Em As coisas, a história gira em torno de um casal que quer viver como vivem os ricos. E trabalham muito para isso. Vivem em bairro da classe alta e consomem o que os ricos consomem, mas em função disso acabam vivendo num padrão acima de suas possibilidades. O maior problema, no entanto, está mais no fundo:

“A imagem que tinham de um banquete correspondia, ponto por ponto, às refeições que por muito tempo, e exclusivamente, eles tinham conhecido, as dos restaurantes universitários: de tanto comer bifes finos e coriáceos, tinham dedicado aos tournedos e aos filés altos um verdadeiro culto. As carnes com molho – e por muito tempo desconfiaram até mesmo do pot-au-feu – não os atraíam; guardavam uma lembrança muito nítida dos pedaços de gordura boiando entre três rodelas de cenoura, ou da íntima vizinhança de um petit suisse amassado com uma colherada de geleia gelatinoso. (...) Gostavam da abundância e da riqueza aparentes; recusavam a lenta elaboração que transforma produtos ingratos em iguarias e implica um universo de frigideiras, panelas, facas de picar, peneiras, fornos. Mas de vez em quando a visão de uma peça de charcuteria os fazia quase desmaiar.” Isso é Georges Perec. Seus personagens fazem o processo inverso de quem come sardinha e arrota caviar.

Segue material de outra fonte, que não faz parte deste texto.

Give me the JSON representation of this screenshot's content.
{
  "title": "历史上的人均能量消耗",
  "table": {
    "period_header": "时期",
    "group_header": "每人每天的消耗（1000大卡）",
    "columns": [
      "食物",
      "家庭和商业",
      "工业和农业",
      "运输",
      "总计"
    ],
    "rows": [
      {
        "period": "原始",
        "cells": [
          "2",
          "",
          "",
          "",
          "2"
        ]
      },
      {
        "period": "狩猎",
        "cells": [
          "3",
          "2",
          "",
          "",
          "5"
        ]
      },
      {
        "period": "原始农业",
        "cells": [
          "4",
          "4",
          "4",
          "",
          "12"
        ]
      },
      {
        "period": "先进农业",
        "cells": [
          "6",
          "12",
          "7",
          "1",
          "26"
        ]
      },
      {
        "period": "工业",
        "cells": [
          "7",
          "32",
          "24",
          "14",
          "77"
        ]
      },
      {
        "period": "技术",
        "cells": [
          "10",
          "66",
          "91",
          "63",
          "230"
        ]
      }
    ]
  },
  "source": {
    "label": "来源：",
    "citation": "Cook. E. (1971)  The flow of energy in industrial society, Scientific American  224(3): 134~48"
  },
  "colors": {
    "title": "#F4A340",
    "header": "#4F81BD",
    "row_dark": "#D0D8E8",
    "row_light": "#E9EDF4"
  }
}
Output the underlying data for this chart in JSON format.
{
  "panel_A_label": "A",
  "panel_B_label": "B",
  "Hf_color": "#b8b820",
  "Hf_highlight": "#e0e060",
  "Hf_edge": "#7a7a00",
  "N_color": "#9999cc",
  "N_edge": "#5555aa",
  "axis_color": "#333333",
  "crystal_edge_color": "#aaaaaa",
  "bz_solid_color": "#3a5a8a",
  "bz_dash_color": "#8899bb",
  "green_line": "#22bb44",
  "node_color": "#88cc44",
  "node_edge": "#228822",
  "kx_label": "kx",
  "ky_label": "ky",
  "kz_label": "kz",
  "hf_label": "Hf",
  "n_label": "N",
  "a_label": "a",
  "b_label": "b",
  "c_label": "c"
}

No caso do personagem de Mariel Reis, em O plinto e a poesia, ele também tem essa superficialidade na alma, que é vista constantemente em quem diz gostar de literatura sem ter a coragem de encarar os grandes autores e seus abismos.

É exatamente o contrário de seu autor. O que vemos aqui é um avanço em técnica e temática, em que o autor brinca com as formas. Por isso contos de formação, por isso mesmo este livro provavelmente tem um significado especial na vida de escritor de Mariel Reis. É um amadurecimento, um acabamento de estilo e uma sondagem. E ele bem que pode ter descoberto que pode ir além em seus livros futuros, não por deixar a desejar neste, mas por ter encontrado na desdobra de sua escrita novos caminhos.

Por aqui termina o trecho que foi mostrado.